问题
The need has arisen within our organisation to monitor (on a daily basis) where our site appears (both organic and PPC) on the page 1 of Google. Also where a key competitor appears. For certain key words.
In the immediate short term a colleague is doing this by hitting Google manually and jotting down the results. Yep.
It occurs to us we can write a script (e.g. using C#) to do this.
I know Analytics will tell us an awful lot but it doesn't note the competitor's position, plus I don't think it has other data we want.
Question is, is there an existing basic tool which does this (for free, I guess)? And if we write it ourselves, where to start and are there obvious pitfalls to avoid (for example can Google detect and block automated requests?)
Edit: To those answers suggesting using the Google API - this post over on Google Groups would appear to rule that out completely:
The Custom Search API requires you to set up a Custom Search Engine (CSE) which must be set to search particular sites rather than the entire web.
The Custom Search API TOS explicitly prohibit you from making automated queries, which would be key to "regularly and accurately" measuring the SERP of a site.
Jeremy R. Geerdes
回答1:
Google actually does prohibit scraping of their search results without "human" interaction (see 5.3, and here). I'm not advocating you do so. The concern they state is that having too many people doing this could cause issues (how many search terms would you look for?), as well as possibly gaming the rankings themselves.

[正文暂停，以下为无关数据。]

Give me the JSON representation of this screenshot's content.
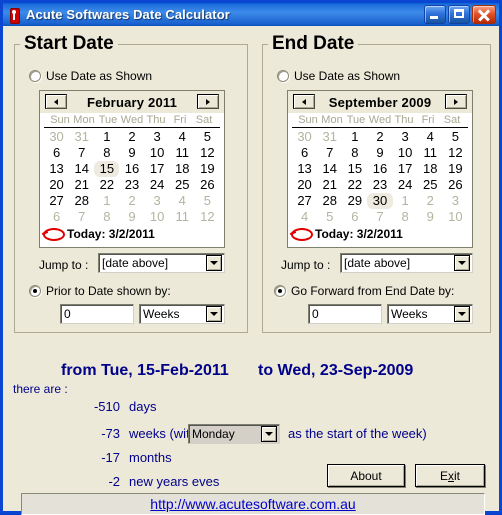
{
  "window": {
    "title": "Acute Softwares Date Calculator",
    "icon": "app-icon",
    "buttons": {
      "minimize": "minimize",
      "maximize": "maximize",
      "close": "close"
    }
  },
  "start_panel": {
    "title": "Start Date",
    "use_date_label": "Use Date as Shown",
    "use_date_selected": false,
    "calendar": {
      "month_title": "February 2011",
      "prev": "prev-month",
      "next": "next-month",
      "dow": [
        "Sun",
        "Mon",
        "Tue",
        "Wed",
        "Thu",
        "Fri",
        "Sat"
      ],
      "weeks": [
        [
          {
            "d": "30",
            "s": "dim"
          },
          {
            "d": "31",
            "s": "dim"
          },
          {
            "d": "1",
            "s": ""
          },
          {
            "d": "2",
            "s": ""
          },
          {
            "d": "3",
            "s": ""
          },
          {
            "d": "4",
            "s": ""
          },
          {
            "d": "5",
            "s": ""
          }
        ],
        [
          {
            "d": "6",
            "s": ""
          },
          {
            "d": "7",
            "s": ""
          },
          {
            "d": "8",
            "s": ""
          },
          {
            "d": "9",
            "s": ""
          },
          {
            "d": "10",
            "s": ""
          },
          {
            "d": "11",
            "s": ""
          },
          {
            "d": "12",
            "s": ""
          }
        ],
        [
          {
            "d": "13",
            "s": ""
          },
          {
            "d": "14",
            "s": ""
          },
          {
            "d": "15",
            "s": "sel"
          },
          {
            "d": "16",
            "s": ""
          },
          {
            "d": "17",
            "s": ""
          },
          {
            "d": "18",
            "s": ""
          },
          {
            "d": "19",
            "s": ""
          }
        ],
        [
          {
            "d": "20",
            "s": ""
          },
          {
            "d": "21",
            "s": ""
          },
          {
            "d": "22",
            "s": ""
          },
          {
            "d": "23",
            "s": ""
          },
          {
            "d": "24",
            "s": ""
          },
          {
            "d": "25",
            "s": ""
          },
          {
            "d": "26",
            "s": ""
          }
        ],
        [
          {
            "d": "27",
            "s": ""
          },
          {
            "d": "28",
            "s": ""
          },
          {
            "d": "1",
            "s": "dim"
          },
          {
            "d": "2",
            "s": "dim"
          },
          {
            "d": "3",
            "s": "dim"
          },
          {
            "d": "4",
            "s": "dim"
          },
          {
            "d": "5",
            "s": "dim"
          }
        ],
        [
          {
            "d": "6",
            "s": "dim"
          },
          {
            "d": "7",
            "s": "dim"
          },
          {
            "d": "8",
            "s": "dim"
          },
          {
            "d": "9",
            "s": "dim"
          },
          {
            "d": "10",
            "s": "dim"
          },
          {
            "d": "11",
            "s": "dim"
          },
          {
            "d": "12",
            "s": "dim"
          }
        ]
      ],
      "today_label": "Today: 3/2/2011"
    },
    "jump_label": "Jump to :",
    "jump_value": "[date above]",
    "offset_label": "Prior to Date shown by:",
    "offset_selected": true,
    "offset_value": "0",
    "offset_unit": "Weeks"
  },
  "end_panel": {
    "title": "End Date",
    "use_date_label": "Use Date as Shown",
    "use_date_selected": false,
    "calendar": {
      "month_title": "September 2009",
      "prev": "prev-month",
      "next": "next-month",
      "dow": [
        "Sun",
        "Mon",
        "Tue",
        "Wed",
        "Thu",
        "Fri",
        "Sat"
      ],
      "weeks": [
        [
          {
            "d": "30",
            "s": "dim"
          },
          {
            "d": "31",
            "s": "dim"
          },
          {
            "d": "1",
            "s": ""
          },
          {
            "d": "2",
            "s": ""
          },
          {
            "d": "3",
            "s": ""
          },
          {
            "d": "4",
            "s": ""
          },
          {
            "d": "5",
            "s": ""
          }
        ],
        [
          {
            "d": "6",
            "s": ""
          },
          {
            "d": "7",
            "s": ""
          },
          {
            "d": "8",
            "s": ""
          },
          {
            "d": "9",
            "s": ""
          },
          {
            "d": "10",
            "s": ""
          },
          {
            "d": "11",
            "s": ""
          },
          {
            "d": "12",
            "s": ""
          }
        ],
        [
          {
            "d": "13",
            "s": ""
          },
          {
            "d": "14",
            "s": ""
          },
          {
            "d": "15",
            "s": ""
          },
          {
            "d": "16",
            "s": ""
          },
          {
            "d": "17",
            "s": ""
          },
          {
            "d": "18",
            "s": ""
          },
          {
            "d": "19",
            "s": ""
          }
        ],
        [
          {
            "d": "20",
            "s": ""
          },
          {
            "d": "21",
            "s": ""
          },
          {
            "d": "22",
            "s": ""
          },
          {
            "d": "23",
            "s": ""
          },
          {
            "d": "24",
            "s": ""
          },
          {
            "d": "25",
            "s": ""
          },
          {
            "d": "26",
            "s": ""
          }
        ],
        [
          {
            "d": "27",
            "s": ""
          },
          {
            "d": "28",
            "s": ""
          },
          {
            "d": "29",
            "s": ""
          },
          {
            "d": "30",
            "s": "sel"
          },
          {
            "d": "1",
            "s": "dim"
          },
          {
            "d": "2",
            "s": "dim"
          },
          {
            "d": "3",
            "s": "dim"
          }
        ],
        [
          {
            "d": "4",
            "s": "dim"
          },
          {
            "d": "5",
            "s": "dim"
          },
          {
            "d": "6",
            "s": "dim"
          },
          {
            "d": "7",
            "s": "dim"
          },
          {
            "d": "8",
            "s": "dim"
          },
          {
            "d": "9",
            "s": "dim"
          },
          {
            "d": "10",
            "s": "dim"
          }
        ]
      ],
      "today_label": "Today: 3/2/2011"
    },
    "jump_label": "Jump to :",
    "jump_value": "[date above]",
    "offset_label": "Go Forward from End Date by:",
    "offset_selected": true,
    "offset_value": "0",
    "offset_unit": "Weeks"
  },
  "results": {
    "from_text": "from Tue, 15-Feb-2011",
    "to_text": "to Wed, 23-Sep-2009",
    "there_are": "there are :",
    "rows": [
      {
        "num": "-510",
        "label": "days"
      },
      {
        "num": "-73",
        "label": "weeks (with"
      },
      {
        "num": "-17",
        "label": "months"
      },
      {
        "num": "-2",
        "label": "new years eves"
      }
    ],
    "week_start_value": "Monday",
    "week_start_suffix": "as the start of the week)"
  },
  "footer": {
    "about_label": "About",
    "exit_label_pre": "E",
    "exit_label_key": "x",
    "exit_label_post": "it",
    "url": "http://www.acutesoftware.com.au"
  }
}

Having said that, you could possibly use the API to do a search result and iterate through the results as I have below, using the html result. Or, you could try some of the services available to help you do this:
http://www.googlerankings.com/
(Note: I am in no way affiliated with this website, it is only an example.)

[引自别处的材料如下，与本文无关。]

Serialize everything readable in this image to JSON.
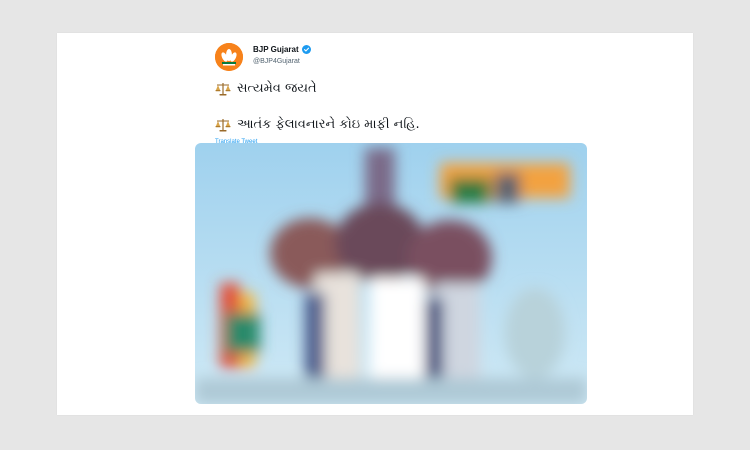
{
  "account": {
    "display_name": "BJP Gujarat",
    "handle": "@BJP4Gujarat",
    "verified": true,
    "avatar": "bjp-lotus-logo"
  },
  "tweet": {
    "line1": "સત્યમેવ જયતે",
    "line2": "આતંક ફેલાવનારને કોઇ માફી નહિ.",
    "emoji_icon": "balance-scale-icon",
    "translate_label": "Translate Tweet"
  },
  "media": {
    "description_visible": false,
    "blurred": true
  },
  "colors": {
    "background": "#e6e6e6",
    "card": "#ffffff",
    "avatar": "#f7821b",
    "verified": "#1d9bf0",
    "link": "#1d9bf0",
    "text": "#0f1419",
    "secondary": "#536471"
  }
}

I am sure there are plenty of SEO companies that would also provide this as a service. I would recommend exploring those options before getting into scraping.

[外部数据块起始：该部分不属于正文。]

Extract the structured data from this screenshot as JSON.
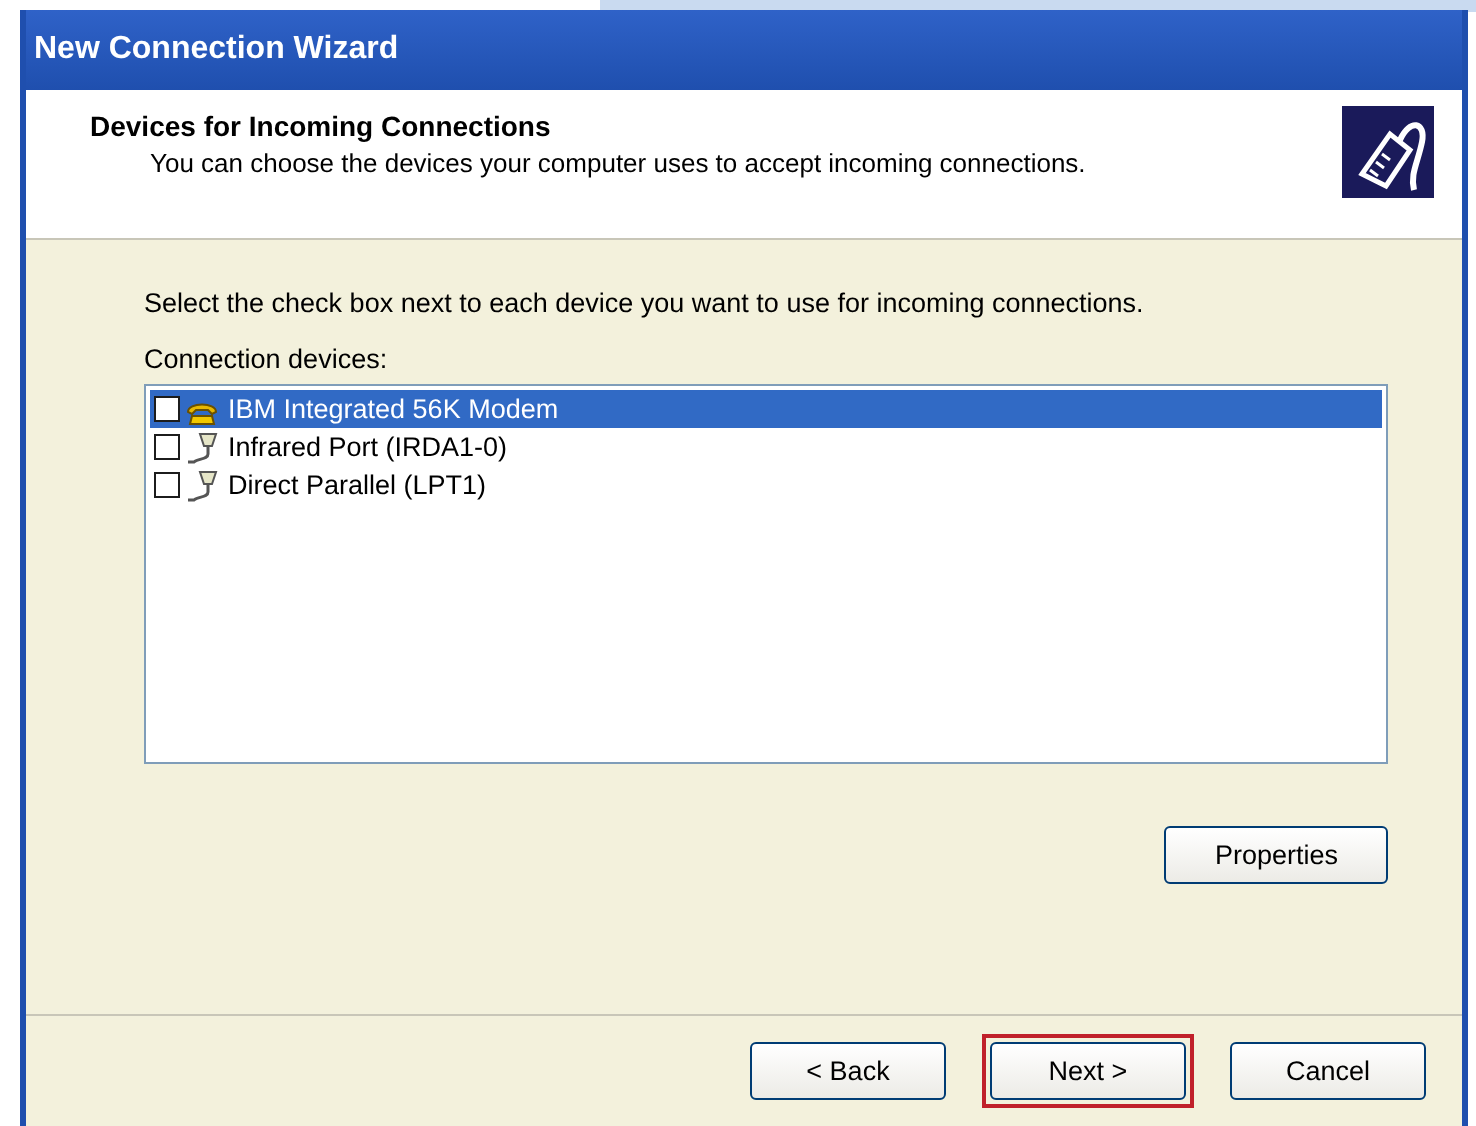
{
  "window": {
    "title": "New Connection Wizard"
  },
  "header": {
    "title": "Devices for Incoming Connections",
    "subtitle": "You can choose the devices your computer uses to accept incoming connections."
  },
  "instruction": "Select the check box next to each device you want to use for incoming connections.",
  "devices_label": "Connection devices:",
  "devices": [
    {
      "name": "IBM Integrated 56K Modem",
      "kind": "modem",
      "checked": false,
      "selected": true
    },
    {
      "name": "Infrared Port (IRDA1-0)",
      "kind": "port",
      "checked": false,
      "selected": false
    },
    {
      "name": "Direct Parallel (LPT1)",
      "kind": "port",
      "checked": false,
      "selected": false
    }
  ],
  "properties_button": "Properties",
  "buttons": [
    {
      "label": "< Back",
      "highlighted": false
    },
    {
      "label": "Next >",
      "highlighted": true
    },
    {
      "label": "Cancel",
      "highlighted": false
    }
  ]
}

I went ahead and threw together a quick CS class that would pull basic information from a Google search result. This class uses the mentioned HTML Agility Pack, a pretty nifty tool Microsoft created for iterating over web pages that allows you to use XPath to find what you are looking for in the page. In this case, "//span//cite" gives you the url, so this example uses that.
To use, do the following:
GoogleRankScrape.Do(
"google scraping",
"C:\\rankings\\",
"//span//cite",
new string[] {"stackoverflow.com","wikipedia.org","okeydoke.org"},
100
);
This could be wrapped into a CS console app and then use the Windows scheduler to run the console app. There are many other ways that this could go; this is only an example.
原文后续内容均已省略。